For a VLCC where, as an example, a seven-cylinder G80ME-C10.5 has been nominated as the propulsion installation, and at a specified maximum continuous rating(SMCR) of 22,500kW, MAN calculates that the daily consumption at 100% load will be 86.3t, compared with 87.4t for the engine in its Mark 9 layout(G80ME-C9.5). Pre-supposing a US$500 per tonne price tag for 0.5% very low sulphur fuel oil(VLSFO), this would translate into a US$531 per day fuel cost saving – and not to forget a 2,6 to CO2 reduction.

G60

The G60ME-C10.5 will have a reduced SFOC of 2.6 to 3.6 g/kWh depending on load and tuning methods. The design is largely similar to the G60ME-C9.5, with the same outline, footprint, cylinder distance, and height of structural parts, to minimise the necessary changes in production and for ship installation. However, the uprated combustion pressures require a review of the material, structure, and dimensions of moving parts and bearings as well as of the combustion chamber parts.
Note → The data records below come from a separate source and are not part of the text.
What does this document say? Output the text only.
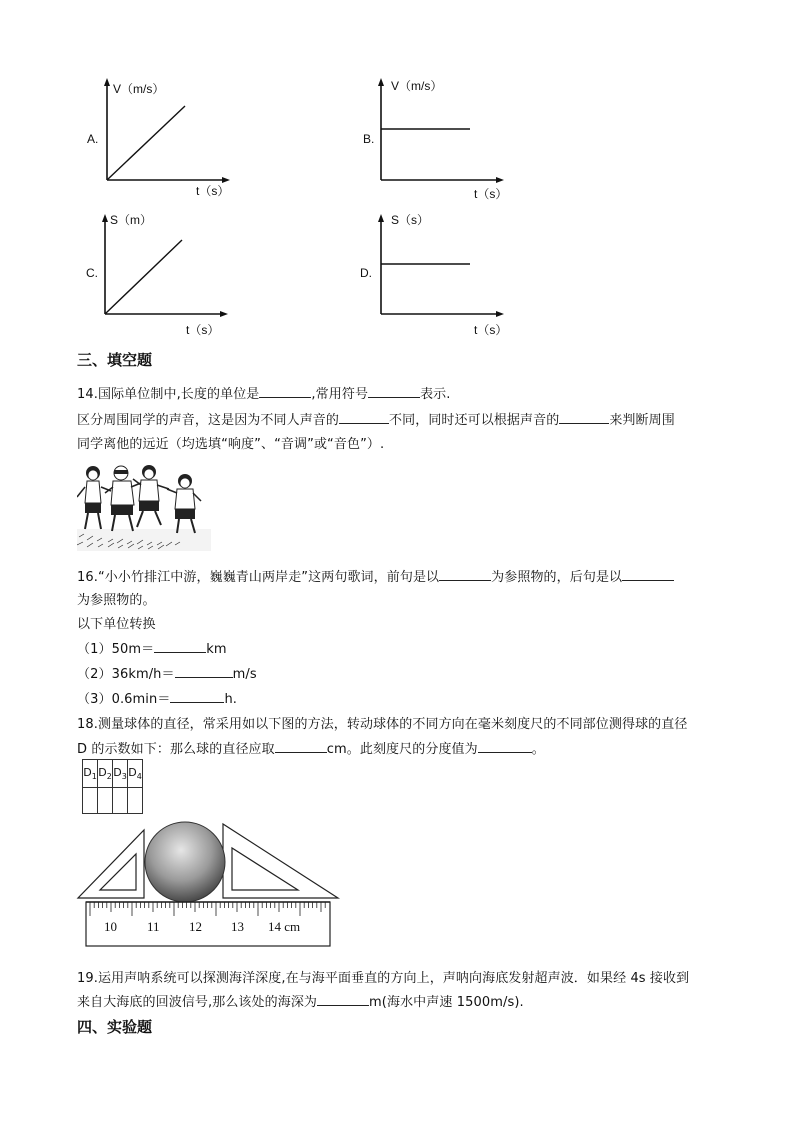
V（m/s）
A.
t（s）
V（m/s）
B.
t（s）
S（m）
C.
t（s）
S（s）
D.
t（s）
三、填空题
14.国际单位制中,长度的单位是	,常用符号	表示.
区分周围同学的声音，这是因为不同人声音的	不同，同时还可以根据声音的	来判断周围
同学离他的远近（均选填“响度”、“音调”或“音色”）.
16.“小小竹排江中游，巍巍青山两岸走”这两句歌词，前句是以	为参照物的，后句是以
为参照物的。
以下单位转换
（1）50m＝	km
（2）36km/h＝	m/s
（3）0.6min＝	h.
18.测量球体的直径，常采用如以下图的方法，转动球体的不同方向在毫米刻度尺的不同部位测得球的直径
D 的示数如下：那么球的直径应取	cm。此刻度尺的分度值为	。
$D_1$	$D_2$	$D_3$	$D_4$

10 11 12 13 14 cm
19.运用声呐系统可以探测海洋深度,在与海平面垂直的方向上，声呐向海底发射超声波．如果经 4s 接收到
来自大海底的回波信号,那么该处的海深为	m(海水中声速 1500m/s).
四、实验题
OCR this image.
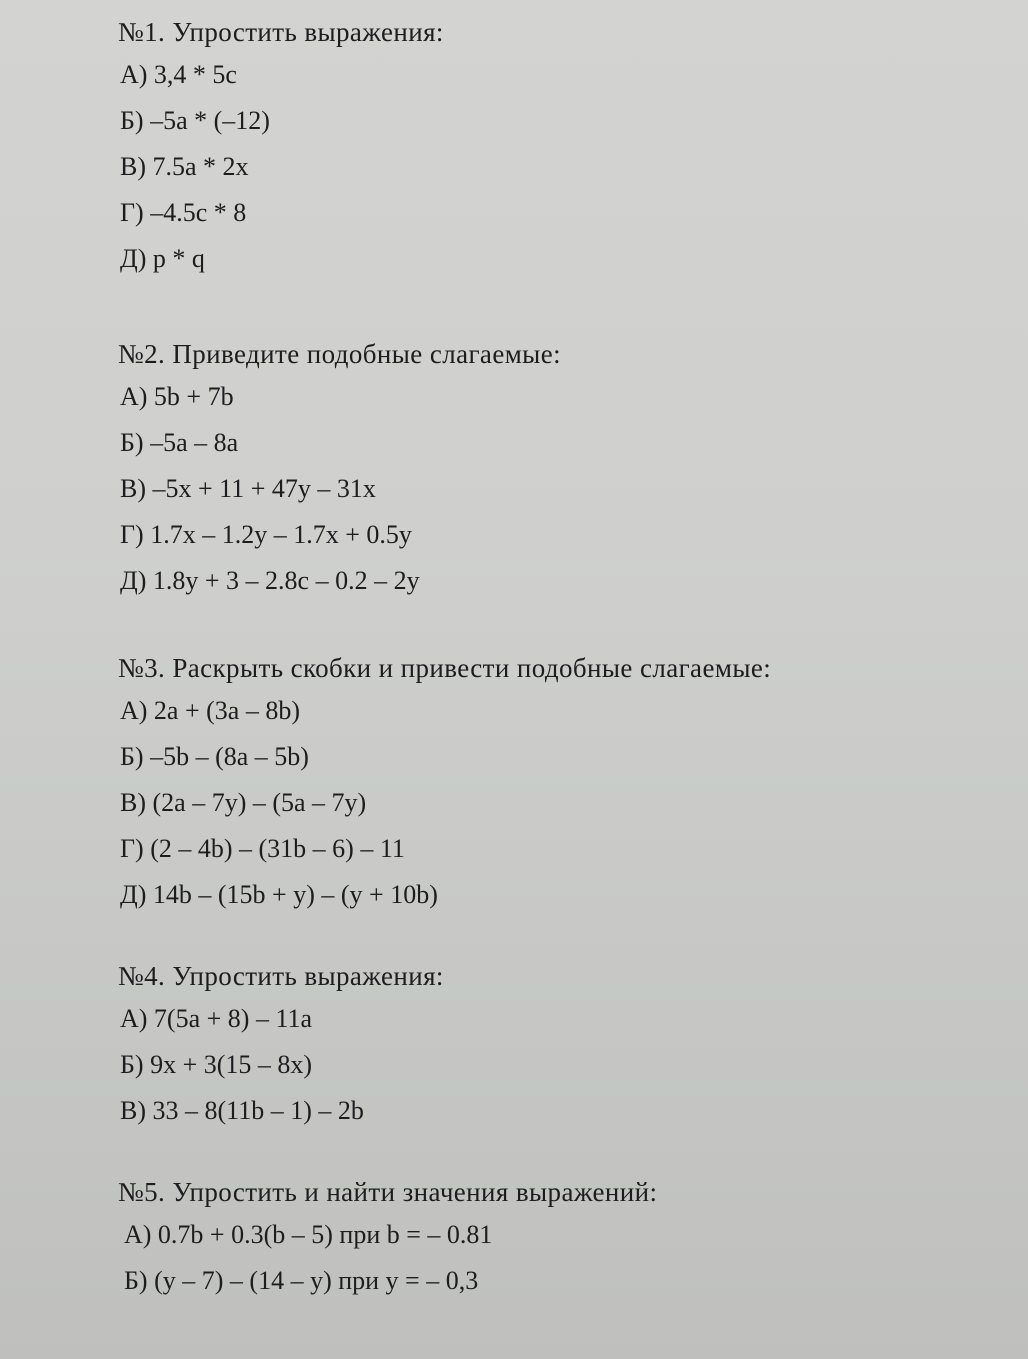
№1. Упростить выражения:
А) 3,4 * 5с
Б) –5а * (–12)
В) 7.5а * 2х
Г) –4.5с * 8
Д) p * q
№2. Приведите подобные слагаемые:
А) 5b + 7b
Б) –5a – 8a
В) –5x + 11 + 47y – 31x
Г) 1.7x – 1.2y – 1.7x + 0.5y
Д) 1.8y + 3 – 2.8c – 0.2 – 2y
№3. Раскрыть скобки и привести подобные слагаемые:
А) 2a + (3a – 8b)
Б) –5b – (8a – 5b)
В) (2a – 7y) – (5a – 7y)
Г) (2 – 4b) – (31b – 6) – 11
Д) 14b – (15b + y) – (y + 10b)
№4. Упростить выражения:
А) 7(5a + 8) – 11a
Б) 9x + 3(15 – 8x)
В) 33 – 8(11b – 1) – 2b
№5. Упростить и найти значения выражений:
А) 0.7b + 0.3(b – 5) при b = – 0.81
Б) (y – 7) – (14 – y) при y = – 0,3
For a 2,500TEU container vessel, with a 6G60ME-C10.5 main engine at an SMCR of 12,400kW, the company indicates a 42.2t/day daily fuel oil consumption at 90% load, as opposed to 43t/day for the Mark 9 version. This would result in a US$410 daily saving on the basis of 0.5% VLSFO priced at US$500/to.

The first three models of the Mark 10 generation were announced in September 2016, as the G90ME-C10, S60ME-C10, and S70ME-C10 types, and were followed by the G95ME-C10. In each case, the latest variants have the C10.5 suffix. From the outset, the declared intention was to eventually upgrade all S- and G-engines to the Mark 10 platform.